Empirical Research in the Age of AI

Course Overview

This half-course focuses on the often-invisible infrastructure of empirical research: data collection, conceptualization, and validation. Most PhD programs don't teach these skills systematically, yet researchers spend tremendous effort on these exact tasks—determining whether needed data exists, assessing collection feasibility, building robust pipelines, and validating results.

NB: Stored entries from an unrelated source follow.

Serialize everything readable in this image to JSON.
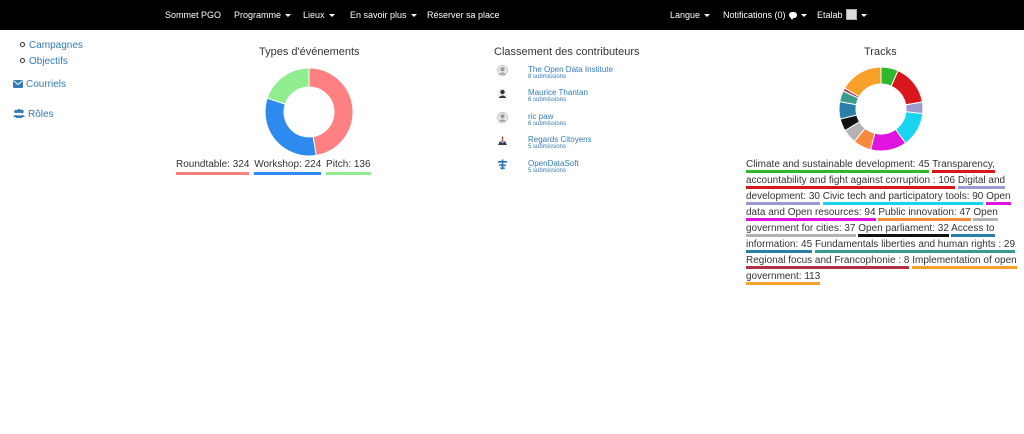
{
  "nav": {
    "brand": "Sommet PGO",
    "programme": "Programme",
    "lieux": "Lieux",
    "en_savoir_plus": "En savoir plus",
    "reserver": "Réserver sa place",
    "langue": "Langue",
    "notifications": "Notifications (0)",
    "user": "Etalab"
  },
  "sidebar": {
    "campagnes": "Campagnes",
    "objectifs": "Objectifs",
    "courriels": "Courriels",
    "roles": "Rôles"
  },
  "event_types": {
    "title": "Types d'événements",
    "legend": [
      {
        "label": "Roundtable: 324",
        "color": "#ff8080"
      },
      {
        "label": "Workshop: 224",
        "color": "#2d8bf0"
      },
      {
        "label": "Pitch: 136",
        "color": "#90ee90"
      }
    ]
  },
  "contributors": {
    "title": "Classement des contributeurs",
    "items": [
      {
        "name": "The Open Data Institute",
        "subs": "8 submissions"
      },
      {
        "name": "Maurice Thantan",
        "subs": "6 submissions"
      },
      {
        "name": "ric paw",
        "subs": "6 submissions"
      },
      {
        "name": "Regards Citoyens",
        "subs": "5 submissions"
      },
      {
        "name": "OpenDataSoft",
        "subs": "5 submissions"
      }
    ]
  },
  "tracks": {
    "title": "Tracks",
    "legend": [
      {
        "label": "Climate and sustainable development: 45",
        "color": "#2eb82e"
      },
      {
        "label": "Transparency, accountability and fight against corruption : 106",
        "color": "#d9161c"
      },
      {
        "label": "Digital and development: 30",
        "color": "#9b9bd0"
      },
      {
        "label": "Civic tech and participatory tools: 90",
        "color": "#18d4f0"
      },
      {
        "label": "Open data and Open resources: 94",
        "color": "#e014e0"
      },
      {
        "label": "Public innovation: 47",
        "color": "#f58a3c"
      },
      {
        "label": "Open government for cities: 37",
        "color": "#b3b3b3"
      },
      {
        "label": "Open parliament: 32",
        "color": "#111111"
      },
      {
        "label": "Access to information: 45",
        "color": "#2a7fa8"
      },
      {
        "label": "Fundamentals liberties and human rights : 29",
        "color": "#3a9a8e"
      },
      {
        "label": "Regional focus and Francophonie : 8",
        "color": "#b03045"
      },
      {
        "label": "Implementation of open government: 113",
        "color": "#f7a02a"
      }
    ]
  },
  "chart_data": [
    {
      "type": "pie",
      "title": "Types d'événements",
      "categories": [
        "Roundtable",
        "Workshop",
        "Pitch"
      ],
      "values": [
        324,
        224,
        136
      ],
      "colors": [
        "#ff8080",
        "#2d8bf0",
        "#90ee90"
      ]
    },
    {
      "type": "pie",
      "title": "Tracks",
      "categories": [
        "Climate and sustainable development",
        "Transparency, accountability and fight against corruption",
        "Digital and development",
        "Civic tech and participatory tools",
        "Open data and Open resources",
        "Public innovation",
        "Open government for cities",
        "Open parliament",
        "Access to information",
        "Fundamentals liberties and human rights",
        "Regional focus and Francophonie",
        "Implementation of open government"
      ],
      "values": [
        45,
        106,
        30,
        90,
        94,
        47,
        37,
        32,
        45,
        29,
        8,
        113
      ],
      "colors": [
        "#2eb82e",
        "#d9161c",
        "#9b9bd0",
        "#18d4f0",
        "#e014e0",
        "#f58a3c",
        "#b3b3b3",
        "#111111",
        "#2a7fa8",
        "#3a9a8e",
        "#b03045",
        "#f7a02a"
      ]
    }
  ]
}
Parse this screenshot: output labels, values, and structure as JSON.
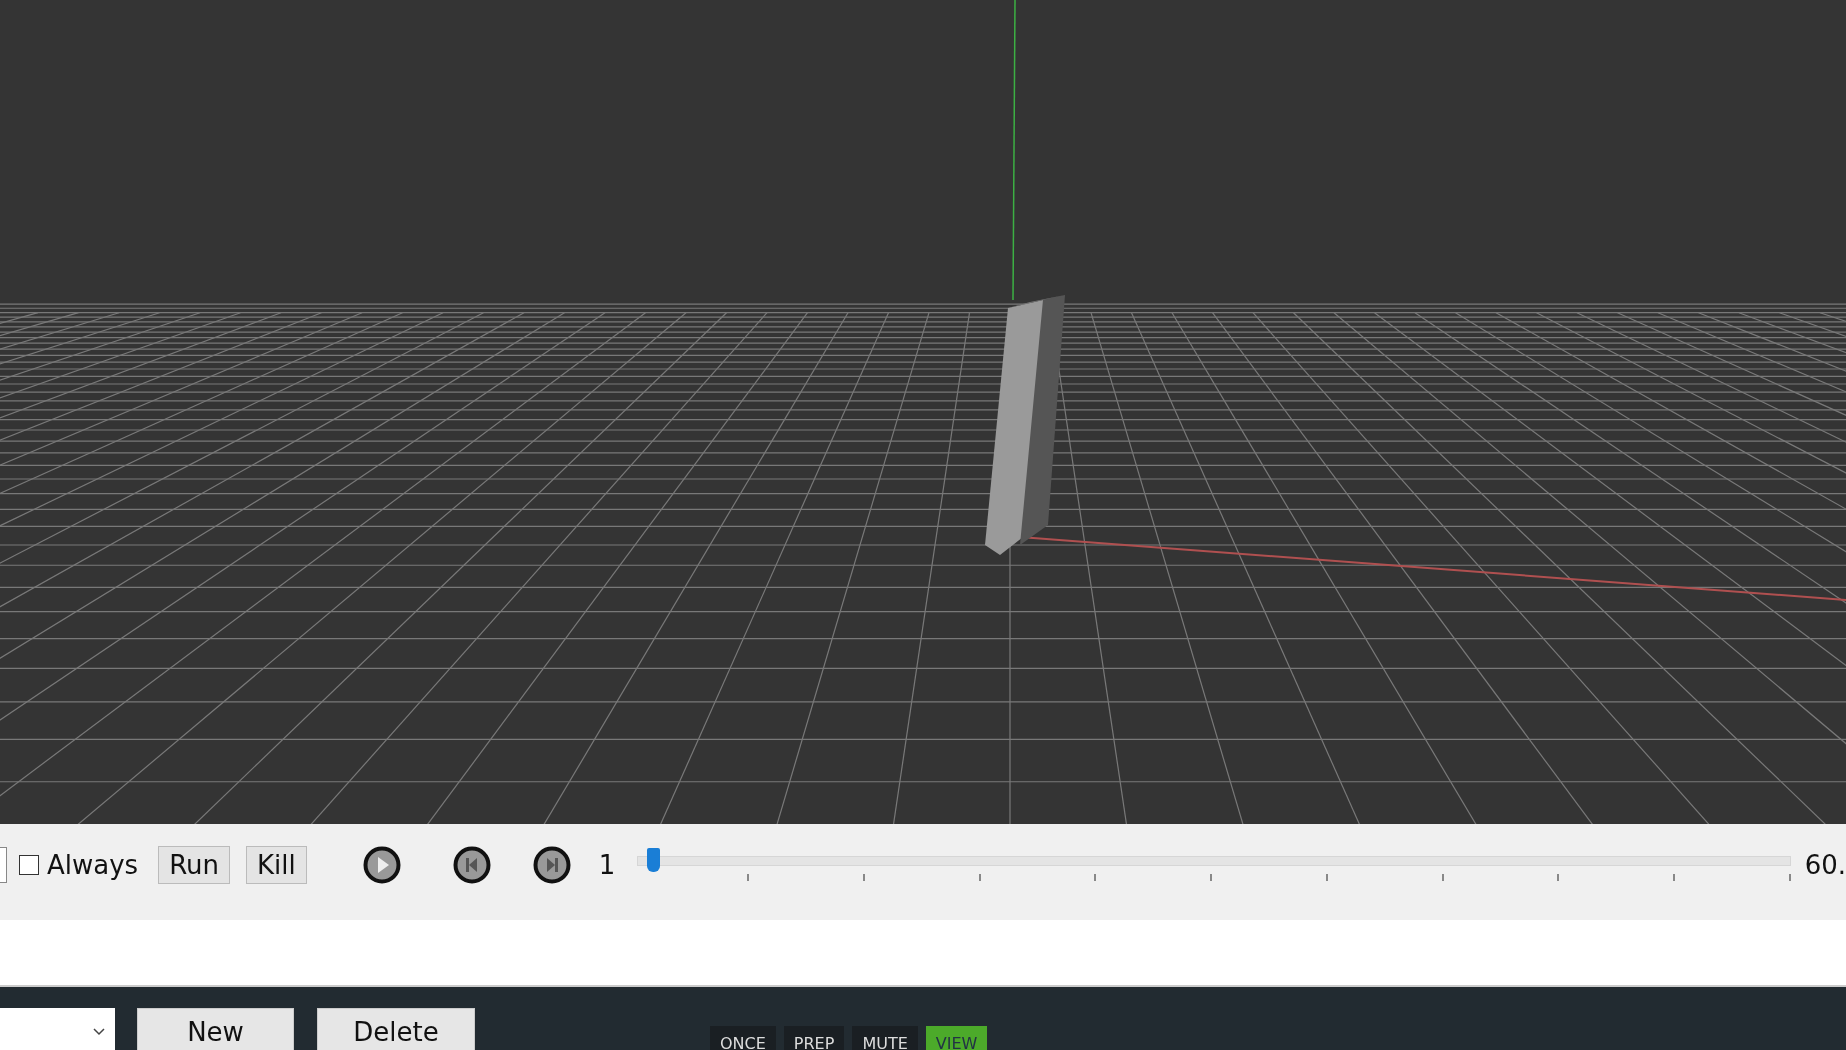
{
  "toolbar": {
    "always": {
      "label": "Always",
      "checked": false
    },
    "buttons": [
      "Run",
      "Kill"
    ],
    "frame_start": "1",
    "slider": {
      "level": 0.01
    },
    "frame_end": "60."
  },
  "bottom_bar": {
    "buttons": [
      "New",
      "Delete"
    ],
    "modes": [
      {
        "label": "ONCE",
        "selected": false
      },
      {
        "label": "PREP",
        "selected": false
      },
      {
        "label": "MUTE",
        "selected": false
      },
      {
        "label": "VIEW",
        "selected": true
      }
    ]
  }
}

We're at an inflection point where AI is making powerful data tools dramatically more accessible — rapidly accelerating this hidden work behind research. I'll share approaches from my own research practice, and you'll apply them directly to your projects during the course. The goal isn't just learning tools, but understanding how modern big data technologies (web scraping, databases, data warehouses, LLMs, cloud clusters) reshape what questions we can feasibly answer. By the end of the course, I hope that you have a strong start on developing your own data pipeline for a setting of interest to you.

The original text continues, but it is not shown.